Há
alguns dias encontrei, no lagamar do Itaguá, o Arcendino (do Odócio e da Maria),
gente do Ubatumirim que, num tempo distante, se mudou para a Enseada e ali teve
a sua prole de caiçaras. A maré estava seca: “Maré de
lua, boa pra mariscar. Eu vou, Zé. Num instante pego guaiá pra vender e comer.
Avisa pra mana Isabel que ainda hoje vou aparecer com uns guaiás. Ela adora!”.
Na
minha meninice, num dia assim, com maré baixa, sempre se via gente pelas
costeiras, com pau de isca assobiando. Era o ritual para catar guaiá. Nisso
também vinha pindá, saquaritá e outros frutos do mar. O povo caiçara é coletor
por natureza, conhece os ciclos da vida: tempo de engorda, tempo de cio, tempo
de crescimento, tempo de buscar a subsistência.
Humildes
caiçaras, gente da gente como o Arcendino, ainda estão por aí. Sondam os ventos
e as matas, reparam nos cardumes, aguardam os frutos em seus tempos... Subsistem!
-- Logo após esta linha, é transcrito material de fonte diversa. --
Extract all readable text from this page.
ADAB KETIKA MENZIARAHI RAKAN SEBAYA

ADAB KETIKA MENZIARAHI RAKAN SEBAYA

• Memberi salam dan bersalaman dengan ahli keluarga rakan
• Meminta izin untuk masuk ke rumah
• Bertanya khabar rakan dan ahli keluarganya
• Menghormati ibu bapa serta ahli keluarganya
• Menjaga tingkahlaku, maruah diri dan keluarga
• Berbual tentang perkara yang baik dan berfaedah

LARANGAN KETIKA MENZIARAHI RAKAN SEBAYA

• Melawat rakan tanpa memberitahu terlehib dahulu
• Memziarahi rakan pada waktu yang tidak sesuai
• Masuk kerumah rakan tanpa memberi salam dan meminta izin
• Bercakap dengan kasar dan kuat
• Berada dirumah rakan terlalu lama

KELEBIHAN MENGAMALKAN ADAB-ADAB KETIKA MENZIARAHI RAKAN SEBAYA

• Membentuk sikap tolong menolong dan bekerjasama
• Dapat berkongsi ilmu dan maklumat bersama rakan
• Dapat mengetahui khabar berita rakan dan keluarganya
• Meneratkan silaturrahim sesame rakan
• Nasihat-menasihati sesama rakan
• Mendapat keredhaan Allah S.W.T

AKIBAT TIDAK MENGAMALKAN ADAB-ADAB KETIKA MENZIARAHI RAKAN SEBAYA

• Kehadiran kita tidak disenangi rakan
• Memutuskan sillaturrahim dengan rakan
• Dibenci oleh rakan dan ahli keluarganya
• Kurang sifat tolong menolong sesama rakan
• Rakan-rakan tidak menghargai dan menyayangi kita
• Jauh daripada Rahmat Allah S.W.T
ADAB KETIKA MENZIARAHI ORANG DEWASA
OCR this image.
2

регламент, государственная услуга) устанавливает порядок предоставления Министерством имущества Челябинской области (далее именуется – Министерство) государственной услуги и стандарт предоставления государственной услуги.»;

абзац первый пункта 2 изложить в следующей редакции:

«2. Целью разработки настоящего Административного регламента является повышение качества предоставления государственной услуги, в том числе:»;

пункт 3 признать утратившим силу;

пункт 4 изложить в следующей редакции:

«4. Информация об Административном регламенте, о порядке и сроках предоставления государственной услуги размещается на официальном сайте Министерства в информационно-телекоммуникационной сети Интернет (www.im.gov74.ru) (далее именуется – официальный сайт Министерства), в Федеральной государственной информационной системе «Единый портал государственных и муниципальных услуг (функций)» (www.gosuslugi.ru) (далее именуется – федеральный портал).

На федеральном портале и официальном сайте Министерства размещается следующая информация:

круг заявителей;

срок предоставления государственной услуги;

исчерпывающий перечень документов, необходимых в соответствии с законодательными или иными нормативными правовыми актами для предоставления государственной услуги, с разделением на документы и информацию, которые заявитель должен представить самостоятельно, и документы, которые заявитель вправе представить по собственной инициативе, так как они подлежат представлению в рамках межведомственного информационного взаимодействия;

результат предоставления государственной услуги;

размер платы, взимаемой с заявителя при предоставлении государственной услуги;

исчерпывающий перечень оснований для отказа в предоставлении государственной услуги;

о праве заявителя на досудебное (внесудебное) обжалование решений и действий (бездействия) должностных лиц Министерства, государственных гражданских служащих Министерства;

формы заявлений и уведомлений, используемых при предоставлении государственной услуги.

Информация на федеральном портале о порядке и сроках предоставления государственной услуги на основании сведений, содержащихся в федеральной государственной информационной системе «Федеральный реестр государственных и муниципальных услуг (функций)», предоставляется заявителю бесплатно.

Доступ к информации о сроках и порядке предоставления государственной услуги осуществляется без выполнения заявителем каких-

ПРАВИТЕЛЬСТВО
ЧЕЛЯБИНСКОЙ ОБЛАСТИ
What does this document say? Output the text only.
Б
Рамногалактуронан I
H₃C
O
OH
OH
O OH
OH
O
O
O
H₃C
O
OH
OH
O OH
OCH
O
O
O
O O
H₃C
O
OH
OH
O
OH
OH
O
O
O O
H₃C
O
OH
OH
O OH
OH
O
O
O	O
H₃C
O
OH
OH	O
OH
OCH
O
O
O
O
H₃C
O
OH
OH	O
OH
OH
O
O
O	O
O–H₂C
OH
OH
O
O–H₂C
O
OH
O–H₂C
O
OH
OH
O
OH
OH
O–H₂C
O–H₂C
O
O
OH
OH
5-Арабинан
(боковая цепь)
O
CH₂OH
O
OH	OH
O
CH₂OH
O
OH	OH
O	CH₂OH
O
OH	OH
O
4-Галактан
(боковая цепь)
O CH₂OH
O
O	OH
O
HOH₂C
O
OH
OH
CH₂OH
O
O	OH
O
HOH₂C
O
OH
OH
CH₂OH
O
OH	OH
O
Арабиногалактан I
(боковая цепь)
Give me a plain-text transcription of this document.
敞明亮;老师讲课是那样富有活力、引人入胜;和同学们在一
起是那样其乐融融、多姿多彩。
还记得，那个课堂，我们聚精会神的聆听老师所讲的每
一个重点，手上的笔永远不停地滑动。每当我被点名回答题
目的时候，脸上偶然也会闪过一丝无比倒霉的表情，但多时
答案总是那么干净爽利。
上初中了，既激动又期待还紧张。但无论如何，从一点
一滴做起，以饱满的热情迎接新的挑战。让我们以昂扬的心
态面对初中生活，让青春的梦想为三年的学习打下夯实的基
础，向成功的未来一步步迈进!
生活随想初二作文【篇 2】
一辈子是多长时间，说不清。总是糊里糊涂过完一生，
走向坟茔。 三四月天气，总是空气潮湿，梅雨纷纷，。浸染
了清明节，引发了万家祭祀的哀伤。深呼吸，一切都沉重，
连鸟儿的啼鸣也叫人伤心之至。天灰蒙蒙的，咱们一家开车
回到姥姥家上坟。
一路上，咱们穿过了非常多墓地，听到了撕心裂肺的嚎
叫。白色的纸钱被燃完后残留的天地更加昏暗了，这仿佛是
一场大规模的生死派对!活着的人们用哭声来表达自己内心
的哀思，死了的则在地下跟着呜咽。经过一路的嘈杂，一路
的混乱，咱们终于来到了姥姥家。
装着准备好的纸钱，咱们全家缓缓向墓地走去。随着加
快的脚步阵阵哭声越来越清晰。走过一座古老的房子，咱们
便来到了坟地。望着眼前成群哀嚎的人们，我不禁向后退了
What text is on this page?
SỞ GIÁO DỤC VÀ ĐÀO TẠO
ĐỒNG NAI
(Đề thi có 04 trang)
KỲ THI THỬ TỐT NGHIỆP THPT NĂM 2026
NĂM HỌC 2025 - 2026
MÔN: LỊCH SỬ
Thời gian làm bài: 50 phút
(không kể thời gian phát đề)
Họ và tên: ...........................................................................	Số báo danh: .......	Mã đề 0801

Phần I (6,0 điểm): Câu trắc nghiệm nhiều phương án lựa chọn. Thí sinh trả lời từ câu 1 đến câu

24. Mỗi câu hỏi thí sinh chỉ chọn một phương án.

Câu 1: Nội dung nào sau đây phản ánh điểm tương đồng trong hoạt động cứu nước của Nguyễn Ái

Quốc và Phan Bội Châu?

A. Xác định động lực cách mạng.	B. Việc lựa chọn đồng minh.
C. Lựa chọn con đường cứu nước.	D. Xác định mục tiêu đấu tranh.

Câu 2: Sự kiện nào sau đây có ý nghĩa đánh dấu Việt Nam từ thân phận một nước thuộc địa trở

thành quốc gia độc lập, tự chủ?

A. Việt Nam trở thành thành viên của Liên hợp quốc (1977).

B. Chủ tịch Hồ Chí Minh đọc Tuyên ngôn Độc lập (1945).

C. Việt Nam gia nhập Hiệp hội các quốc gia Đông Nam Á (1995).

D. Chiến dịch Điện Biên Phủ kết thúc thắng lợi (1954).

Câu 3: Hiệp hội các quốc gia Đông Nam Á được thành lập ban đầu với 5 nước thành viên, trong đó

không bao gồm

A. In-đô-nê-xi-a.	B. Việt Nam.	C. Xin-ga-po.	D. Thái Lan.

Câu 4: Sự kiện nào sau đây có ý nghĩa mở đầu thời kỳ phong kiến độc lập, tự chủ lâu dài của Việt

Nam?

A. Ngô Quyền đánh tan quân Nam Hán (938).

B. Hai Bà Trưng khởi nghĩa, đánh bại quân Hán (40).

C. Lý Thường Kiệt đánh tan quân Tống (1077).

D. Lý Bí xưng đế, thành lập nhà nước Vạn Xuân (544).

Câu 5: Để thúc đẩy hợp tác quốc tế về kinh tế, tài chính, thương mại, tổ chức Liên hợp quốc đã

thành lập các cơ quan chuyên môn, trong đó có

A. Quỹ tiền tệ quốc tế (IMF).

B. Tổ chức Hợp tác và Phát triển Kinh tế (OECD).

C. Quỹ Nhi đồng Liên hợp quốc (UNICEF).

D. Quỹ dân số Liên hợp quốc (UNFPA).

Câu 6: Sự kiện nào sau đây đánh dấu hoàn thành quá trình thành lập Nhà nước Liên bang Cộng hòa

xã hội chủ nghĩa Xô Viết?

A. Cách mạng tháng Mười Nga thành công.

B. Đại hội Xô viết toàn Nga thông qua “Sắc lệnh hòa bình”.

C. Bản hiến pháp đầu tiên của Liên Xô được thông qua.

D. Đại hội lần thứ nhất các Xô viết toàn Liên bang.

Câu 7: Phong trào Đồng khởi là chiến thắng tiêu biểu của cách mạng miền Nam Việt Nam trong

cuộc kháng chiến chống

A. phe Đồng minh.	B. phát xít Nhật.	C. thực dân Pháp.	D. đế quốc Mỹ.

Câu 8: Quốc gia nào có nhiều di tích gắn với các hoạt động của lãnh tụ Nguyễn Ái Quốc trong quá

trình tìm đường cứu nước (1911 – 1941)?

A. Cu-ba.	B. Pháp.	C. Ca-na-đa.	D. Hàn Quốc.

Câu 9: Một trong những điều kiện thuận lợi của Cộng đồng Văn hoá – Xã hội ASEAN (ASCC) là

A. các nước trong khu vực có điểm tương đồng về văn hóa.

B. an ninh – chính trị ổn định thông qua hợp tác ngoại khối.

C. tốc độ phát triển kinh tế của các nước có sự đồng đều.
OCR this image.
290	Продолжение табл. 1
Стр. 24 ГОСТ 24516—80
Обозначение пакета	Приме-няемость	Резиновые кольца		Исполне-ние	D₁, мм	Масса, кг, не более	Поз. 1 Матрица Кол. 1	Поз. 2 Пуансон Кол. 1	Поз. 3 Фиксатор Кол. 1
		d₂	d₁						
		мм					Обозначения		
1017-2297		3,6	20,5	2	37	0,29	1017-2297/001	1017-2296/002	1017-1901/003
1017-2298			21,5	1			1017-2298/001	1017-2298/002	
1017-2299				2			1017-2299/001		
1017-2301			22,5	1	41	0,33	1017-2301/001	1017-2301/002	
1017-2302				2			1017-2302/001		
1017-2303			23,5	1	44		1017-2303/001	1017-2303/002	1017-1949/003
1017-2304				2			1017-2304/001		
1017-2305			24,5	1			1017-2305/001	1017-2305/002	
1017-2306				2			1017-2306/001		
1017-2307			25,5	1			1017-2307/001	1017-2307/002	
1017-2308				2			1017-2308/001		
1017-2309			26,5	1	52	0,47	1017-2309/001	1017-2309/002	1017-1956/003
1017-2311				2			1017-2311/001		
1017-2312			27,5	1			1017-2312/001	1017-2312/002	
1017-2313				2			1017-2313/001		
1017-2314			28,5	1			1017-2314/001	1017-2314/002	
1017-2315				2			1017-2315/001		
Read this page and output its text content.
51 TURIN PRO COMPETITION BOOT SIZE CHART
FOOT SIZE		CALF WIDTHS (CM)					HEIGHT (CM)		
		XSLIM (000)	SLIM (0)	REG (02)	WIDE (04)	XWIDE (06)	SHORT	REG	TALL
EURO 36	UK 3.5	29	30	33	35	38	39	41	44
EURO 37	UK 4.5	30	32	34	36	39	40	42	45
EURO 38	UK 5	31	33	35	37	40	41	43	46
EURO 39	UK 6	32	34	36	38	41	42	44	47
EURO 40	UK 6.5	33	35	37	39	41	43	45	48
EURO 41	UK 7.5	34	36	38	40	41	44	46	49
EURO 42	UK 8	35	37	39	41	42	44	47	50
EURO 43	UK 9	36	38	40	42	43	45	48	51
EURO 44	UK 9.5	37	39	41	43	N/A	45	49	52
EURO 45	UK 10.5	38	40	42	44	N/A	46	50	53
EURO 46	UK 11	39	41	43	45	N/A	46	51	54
Não é preciso muito para viver. O que se cobiça além disso é o que desequilibra
a natureza.
Andando
na praia da Cocanha encontrei um guaiá minúsculo. Logo pensei em levá-lo até a
pedra, pois certamente foi arrancado da costeira pelas ondas do dia anterior,
quando o mar estava lambendo tudo de forma furiosa. Pensei no meu amigo
Arcendino e em tantos outros que se seguram como podem frente a um modelo de
sociedade excludente, que está arrancando nossa gente de seu ambiente, de sua
cultura. Ou melhor, nossa riqueza local vai se apagando de forma planejada. O
que ficará em seu lugar? Em seu lugar colocaremos esgotos, findaremos vidas,
apagaremos espécies milenares. “Está bravo, Zé?”. Lógico! Grande parte
dos pobres assumiu um discurso de ódio. Ódio contra quem? Contra os próprios
pobres! São pobres se colocando contra pobres; contra a minha gente, do Arcendino e de tantos outros que se
recusam a dilapidar a Terra, condenando as futuras gerações à infelicidade. Os
que assumiram um discurso de ódio não são apenas pobres. Eles são portadores de uma miséria
cultural! Por isso que mais bravo está o guaiá!